Re: TODO list of Linux md/raid (15 January 2007, 14:39 UTC)

My understanding is that on host power-failure, drives must be resynced in full. Are there any plans to enable resyncing only those parts that are not in sync, i.e. those areas of the drives which were being written to at the time of failure? I'm aware of the work along these lines in context of 'dm'.

Thanks

[permalink][hide]

Re: TODO list of Linux md/raid (15 January 2007, 23:11 UTC)

Partial resync is supported since about 2.6.16 via 'bitmaps'. A 'bitmap' tracks which blocks of the device are potentially out-of-sync, and when a resync is needed, only those blocks are considered.

The bitmap can be stored 'internally' i.e. on each drive near the superblock, or externally in a file on another device.

There is some performance overhead as the bitmap has to be written to before the data can be written. Depending on workload, this can be un-noticable, or as much as 20%.

[permalink][hide]

Comment (13 November 2007, 07:17 UTC)
How about hotplug for RAID 1 (mirrors)?

[permalink][hide]

Re: TODO list of Linux md/raid (13 November 2007, 07:28 UTC)

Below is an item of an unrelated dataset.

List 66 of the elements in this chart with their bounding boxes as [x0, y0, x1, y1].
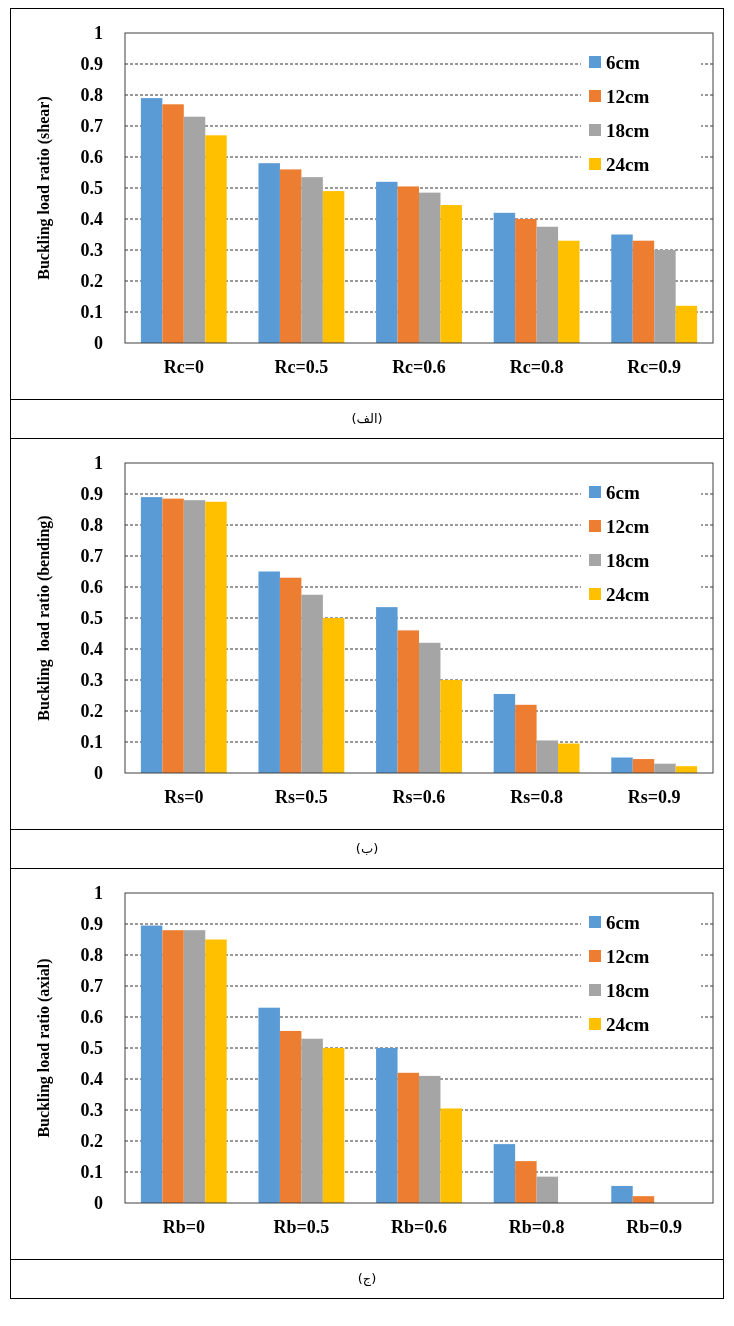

http://www.mail-archive.com/linux-raid@vger.kernel.org/msg06802.html

(In reply to a question posed in that post, "how does this work in a pure scsi environment?" answer: it doesn't work. Failing a hotswap aacraid JBOD drive kills the md raid1 devices on it. Here's a follow up question: of what use is md raid 1 if high availability is intended to be the main benefit of mirrors? answer: sadly none.)

[permalink][hide]

Re: TODO list of Linux md/raid (16 November 2007, 03:58 UTC)

I think your final statement is overly simplistic. There certainly are configurations where raid1 cannot save you - the classic being 2 PATA drives on the same channel - one master, one slave. In this situation you will live through simple media errors, but not much else.

On a good SATA controller, any failure on one drive - including firmware crashing - should not affect any or device for more than a few seconds, so your uptime guarantees will be much better.

md/raid1 is certainly not a complete solution in itself. But when combined with sensible hardware choices, it can make your availability significantly higher.

[permalink][hide]

allow quiescent spares (19 November 2007, 05:39 UTC)

Yes, quiescent spares could help implement MAID "massive array of idle disks".

So does "stopping a disk when you're not using it" really make it last longer than keeping it spinning all the time? (Continuous spinning wears out the spindle bearings faster; start/stop cycles wear out the read-write heads faster).


[permalink][hide]

Re: TODO list of Linux md/raid (22 January 2008, 16:01 UTC)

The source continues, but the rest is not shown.